Too many literary writers without Ernest Hemingway's talent and intelligence, and without his commitment to authenticity, have clogged their narratives since with unselective details about everything-- a pathological mass of furniture and furnishings: trivial garbage. There's an inability to get to the point, and the reader snoozes off or tosses the magazine aside in disgust long before he's finished the story of artistic lethargy and dust. The New Yorker in particular with its audience of exclusivity has a fondness for such "fictions." Embracing the inaccessible is an important part of snob appeal.

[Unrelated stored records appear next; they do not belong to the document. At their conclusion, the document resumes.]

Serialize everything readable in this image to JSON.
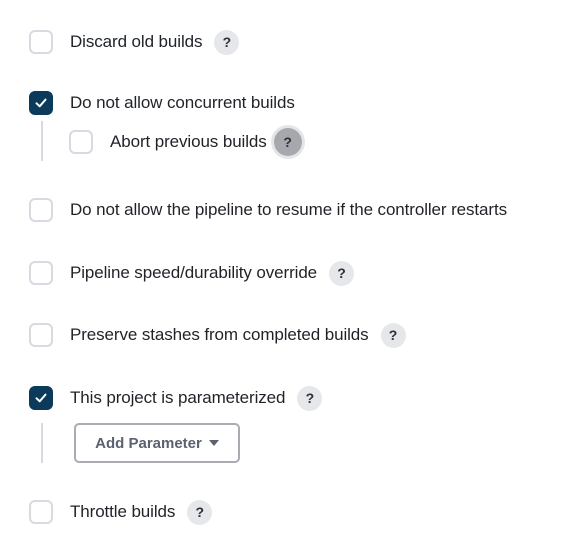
{
  "options": [
    {
      "label": "Discard old builds",
      "checked": false,
      "help": "?"
    },
    {
      "label": "Do not allow concurrent builds",
      "checked": true
    },
    {
      "label": "Abort previous builds",
      "checked": false,
      "help": "?"
    },
    {
      "label": "Do not allow the pipeline to resume if the controller restarts",
      "checked": false
    },
    {
      "label": "Pipeline speed/durability override",
      "checked": false,
      "help": "?"
    },
    {
      "label": "Preserve stashes from completed builds",
      "checked": false,
      "help": "?"
    },
    {
      "label": "This project is parameterized",
      "checked": true,
      "help": "?"
    },
    {
      "label": "Throttle builds",
      "checked": false,
      "help": "?"
    }
  ],
  "add_parameter": {
    "label": "Add Parameter"
  },
  "colors": {
    "checked": "#0b3a5b",
    "unchecked_border": "#d7dae0",
    "help_bg": "#e6e7ea",
    "help_hover_bg": "#a6a8ad"
  }
}
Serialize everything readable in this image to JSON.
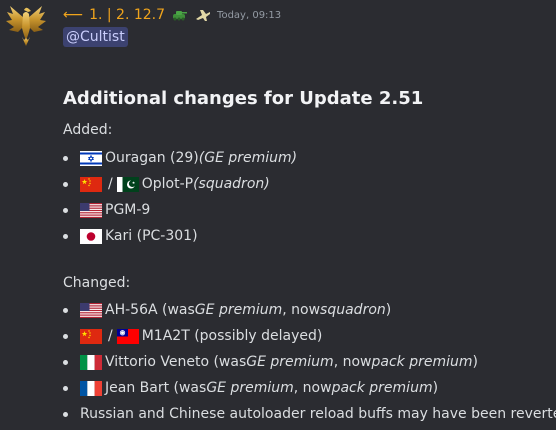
{
  "message": {
    "author": {
      "name": "1. | 2. 12.7",
      "name_color": "#f0a41c",
      "arrow_icon": "left-arrow-icon",
      "role_icons": [
        "tank-icon",
        "jet-icon"
      ]
    },
    "timestamp": "Today, 09:13",
    "mention": "@Cultist",
    "heading": "Additional changes for Update 2.51",
    "added": {
      "label": "Added:",
      "items": [
        {
          "flags": [
            "israel-flag-icon"
          ],
          "text": "Ouragan (29) ",
          "em": "(GE premium)"
        },
        {
          "flags": [
            "china-flag-icon",
            "pakistan-flag-icon"
          ],
          "sep": "/",
          "text": "Oplot-P ",
          "em": "(squadron)"
        },
        {
          "flags": [
            "usa-flag-icon"
          ],
          "text": "PGM-9"
        },
        {
          "flags": [
            "japan-flag-icon"
          ],
          "text": "Kari (PC-301)"
        }
      ]
    },
    "changed": {
      "label": "Changed:",
      "items": [
        {
          "flags": [
            "usa-flag-icon"
          ],
          "p1": "AH-56A (was ",
          "e1": "GE premium",
          "p2": ", now ",
          "e2": "squadron",
          "p3": ")"
        },
        {
          "flags": [
            "china-flag-icon",
            "taiwan-flag-icon"
          ],
          "sep": "/",
          "p1": "M1A2T (possibly delayed)"
        },
        {
          "flags": [
            "italy-flag-icon"
          ],
          "p1": "Vittorio Veneto (was ",
          "e1": "GE premium",
          "p2": ", now ",
          "e2": "pack premium",
          "p3": ")"
        },
        {
          "flags": [
            "france-flag-icon"
          ],
          "p1": "Jean Bart (was ",
          "e1": "GE premium",
          "p2": ", now ",
          "e2": "pack premium",
          "p3": ")"
        },
        {
          "flags": [],
          "p1": "Russian and Chinese autoloader reload buffs may have been reverted"
        }
      ]
    }
  }
}
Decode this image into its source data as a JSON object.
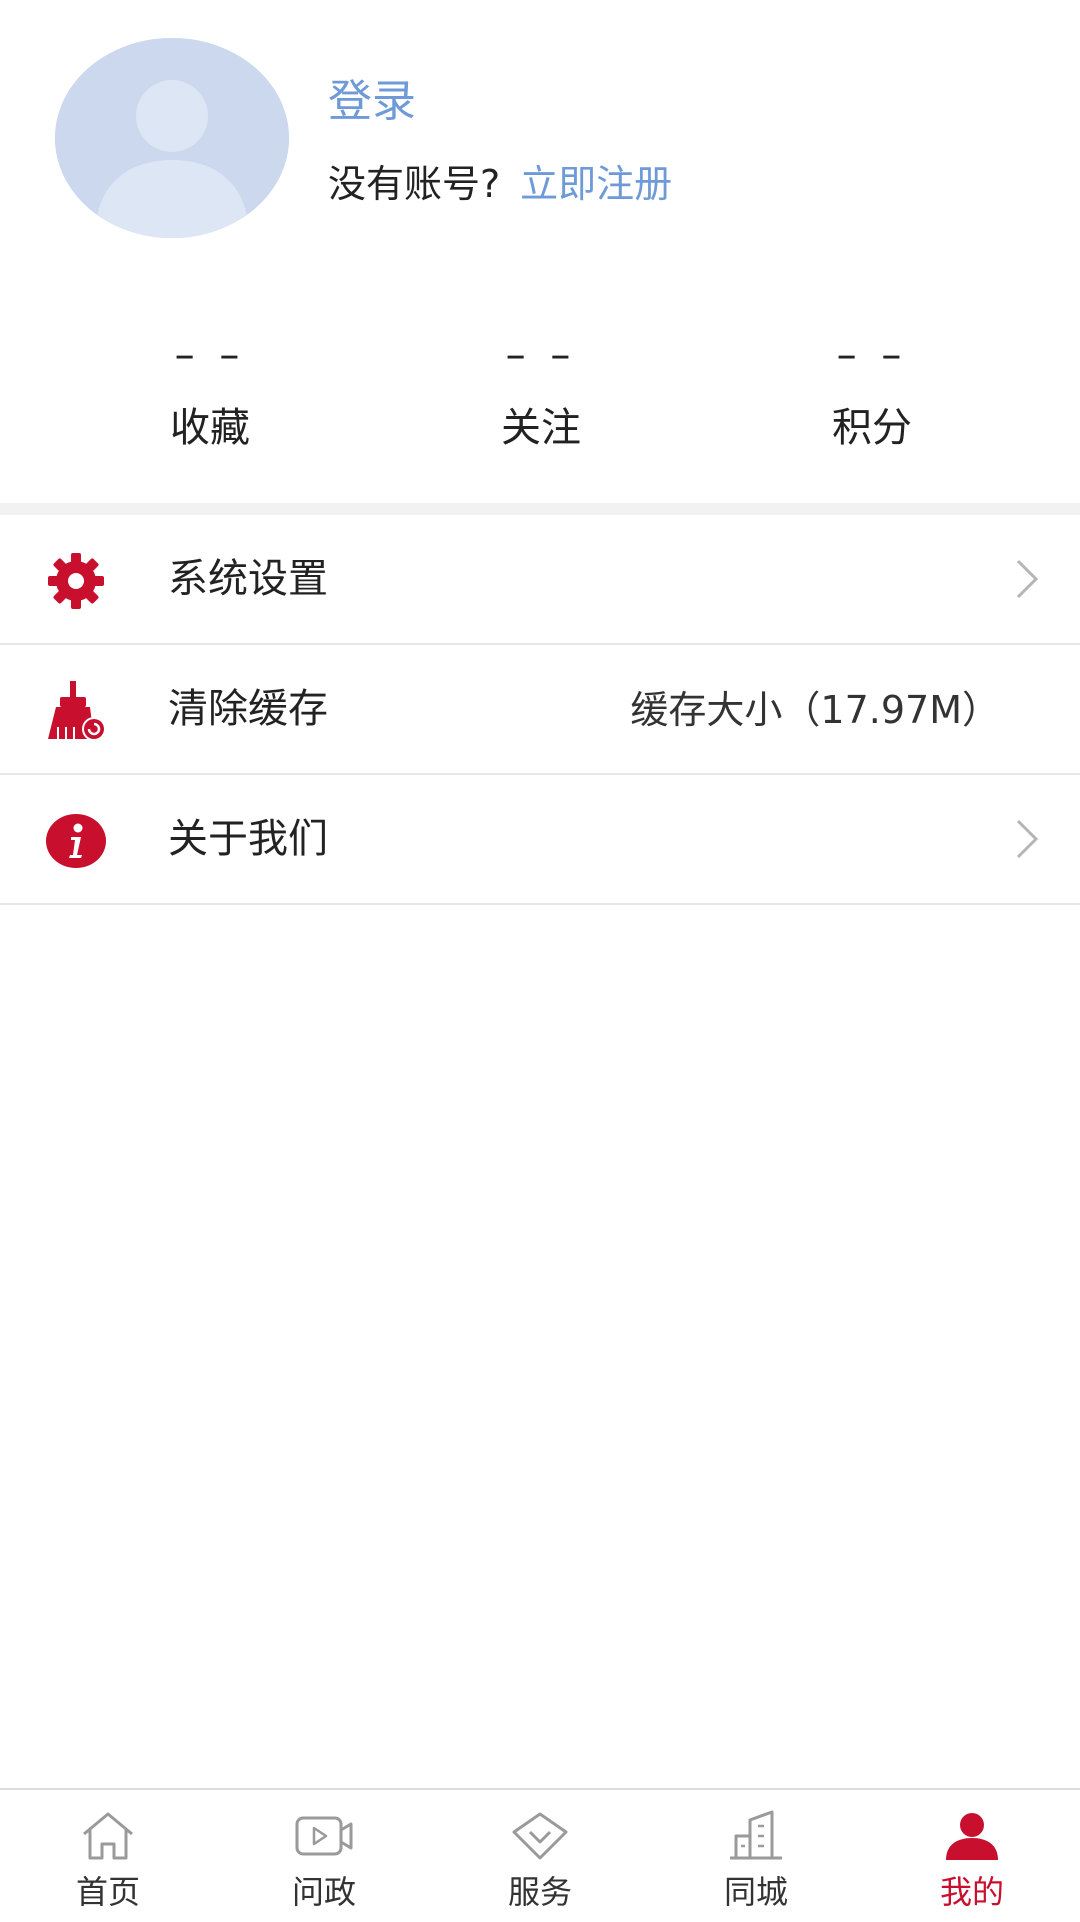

Today's worst practitioners of literary Detail Disease include lauded names like Alice Munro, Jonathan Lethem, and Jonathan Franzen.

Tuesday, March 4, 2008

To Writers

I'll be refocusing on this blog upcoming-- have been busy writing a series on the publishing industry at
which you may wish to read.

Literature in America today is in the throes of stagnation, not unlike the stagnation of the U.S. auto industry. Its cause is the same: the built-in inertia of the bureaucratic mentality.

Saturday, March 1, 2008


The Main Detroit library on Woodward Avenue, across from the DIA, has a great exhibit of the paintings of Nigerian artist Timothy Orikri. Fabulous work-- wonderfully colorful. I felt I could lose myself in the paintings when viewing them. His work will be on display there (on one of the upper floors) through March 29. Recommended.